Sales Development Representatives create the pipeline, account executives close the deals…
The line is self-explanatory, isn’t it? To start with, account executives are the driving force behind B2B sales, serving as the primary point of contact for clients. Sales Development Representatives (SDRs) are the front-line soldiers, responsible for identifying potential customers and nurturing them into sales-ready leads. Together, these roles form a powerful team that drives revenue growth and customer acquisition for B2B organizations.
There are many roles in a modern sales organization – business development representatives, sales development representatives, sales executives, and account managers. Here, we will discuss AEs (account executives) and SDRs (sales development representatives).
Let’s learn more about each of them individually before we discuss their differences.
Who is a Sales Development Representative?
At the start of each financial year, B2B companies set revenue targets. For example, to hit $X in revenue, they must retain Y% of their current client base and close Z new deals per month.
These targets hit the SDRs, as it becomes part of their responsibility for outbound prospecting. It is up to the SDRs to generate enough leads to land those X sales deals in a month. This is taken into account by the company’s average conversion rate of leads to sales.
As the targets are identified and broken into smaller, team-level goals, sales development representatives begin cold prospecting via email and phone. They reach out to prospects, strike conversations, and move prospects down the sales funnel.
Who is an Account Executive?
Account executives support clients’ accounts for an organization. Once the front-line sales rep has brought the client in, an account executive nurtures it further.
AEs are responsible for closing the deals as the qualified lead has been nurtured by the lower-level salesperson. The AE is responsible for:
- Building the relationship further.
- Identifying up-sell and cross-sell opportunities.
- Handling contract renewals.
Responsibilities of AE’s and SDR’s in a B2B organization
The Role of a Sales Development Representative
When defining the role of a sales development representative, sales volume is everything. In general, the more calls and emails one sends, the greater the chance of converting prospects into leads.
With that in mind, many sales development representatives have immense workloads and a regimented life. Observing a typical day in the life of an SDR will look like this:
- Check the calendar for day appointments
- Checking emails to see if prospects respond.
- Going to the voicemail and checking everything.
- Attending the daily standups.
- Checking social media for direct messages and engagement.
- Cold prospect to convert more prospects.
- Sales meetings, follow-ups, and requests via social media.
- Having one-to-one reviews with the social manager.
The Role of an Account Executive
AEs have different roles.

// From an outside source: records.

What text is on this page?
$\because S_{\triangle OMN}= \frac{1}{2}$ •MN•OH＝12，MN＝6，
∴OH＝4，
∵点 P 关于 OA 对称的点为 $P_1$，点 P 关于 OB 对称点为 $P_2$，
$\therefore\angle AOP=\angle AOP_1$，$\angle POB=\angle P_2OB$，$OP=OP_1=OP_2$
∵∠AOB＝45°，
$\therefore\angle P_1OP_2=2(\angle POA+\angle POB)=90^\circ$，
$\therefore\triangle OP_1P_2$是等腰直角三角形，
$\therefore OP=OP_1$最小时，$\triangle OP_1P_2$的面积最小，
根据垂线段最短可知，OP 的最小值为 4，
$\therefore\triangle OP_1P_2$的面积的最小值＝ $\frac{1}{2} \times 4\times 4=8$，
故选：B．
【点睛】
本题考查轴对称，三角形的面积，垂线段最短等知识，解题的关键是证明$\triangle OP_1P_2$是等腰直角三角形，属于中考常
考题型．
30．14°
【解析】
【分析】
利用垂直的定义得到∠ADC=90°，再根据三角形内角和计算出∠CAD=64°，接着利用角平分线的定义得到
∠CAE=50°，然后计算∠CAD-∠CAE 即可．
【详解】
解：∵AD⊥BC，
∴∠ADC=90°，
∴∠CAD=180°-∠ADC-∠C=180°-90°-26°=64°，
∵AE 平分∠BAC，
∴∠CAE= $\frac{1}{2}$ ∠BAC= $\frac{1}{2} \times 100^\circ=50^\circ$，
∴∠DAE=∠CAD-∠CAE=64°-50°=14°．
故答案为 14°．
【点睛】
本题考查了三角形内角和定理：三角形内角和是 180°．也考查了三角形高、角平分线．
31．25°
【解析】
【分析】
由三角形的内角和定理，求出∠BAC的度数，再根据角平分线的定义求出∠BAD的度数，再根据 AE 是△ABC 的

He or she might not have a large team to report to, but the role they play is vital to building a long-lasting relationship with clients. Here are some roles an AE plays in any organization:
- In some organizations, AEs are responsible for closing a final sale with the prospect.
- Some organizations hold AEs responsible for identifying new prospects and guiding those prospects through the entire sales process.
- They may also get involved with the prospect once the deal is closed.
Account executives mostly deal with clients directly but they may also communicate with account managers, sharing relevant information that will help account managers take control of the account.
Differences between AE’s and SDRs
Let us now distinguish between an AE and SDR based on their roles in an organization:
1. Prospecting and Lead Generation:
Sales Development Representatives (SDRs) play a pivotal role in the early stages of the sales cycle by prospecting and generating leads. The primary objective is to identify potential customers and qualify them before passing them on to Account Executives (AEs). SDRs employ a multi-channel approach, use various strategies and tools to connect with potential customers and nurture them through the early stages of the sales funnel.
Account Executives (AEs), on the other hand, focus on nurturing and closing deals. They leverage the qualified leads provided by SDRs, engage in consultative selling, and build relationships with key decision-makers.
2. Relationship Building and Consultative Selling:
As deals progress through the sales pipeline, AEs step in to establish deeper relationships with potential customers. They invest time in understanding client pain points, aligning solutions to specific needs, and presenting compelling value propositions.
On the other hand, SDRs, while still focused on building rapport, operate at an earlier stage of the relationship. The primary goal is to establish initial interest and qualify leads based on predetermined criteria.
3. Sales Cycle Length and Deal Closure:
The sales cycle length and deal closure rates differ significantly between AEs and SDRs. InsideSales.com research shows the average sales cycle length for AEs is 3 to 6 months. This depends on the complexity of the solution and the industry. Their focus is on navigating complex buying processes, addressing objections, and negotiating contracts to secure deals.
Alternatively, SDRs operate in a shorter sales cycle, typically focused on generating initial interest and qualifying leads. Success is measured by the number of qualified opportunities they generate and hand off to AEs.
To optimize your sales process and drive revenue growth, it is necessary to define the roles of an AE and SDR in your B2B organization. When we recognize the unique contributions of each role and foster collaboration and communication between them, organizations can harness the full potential of their sales teams. It will enable them to achieve exceptional results.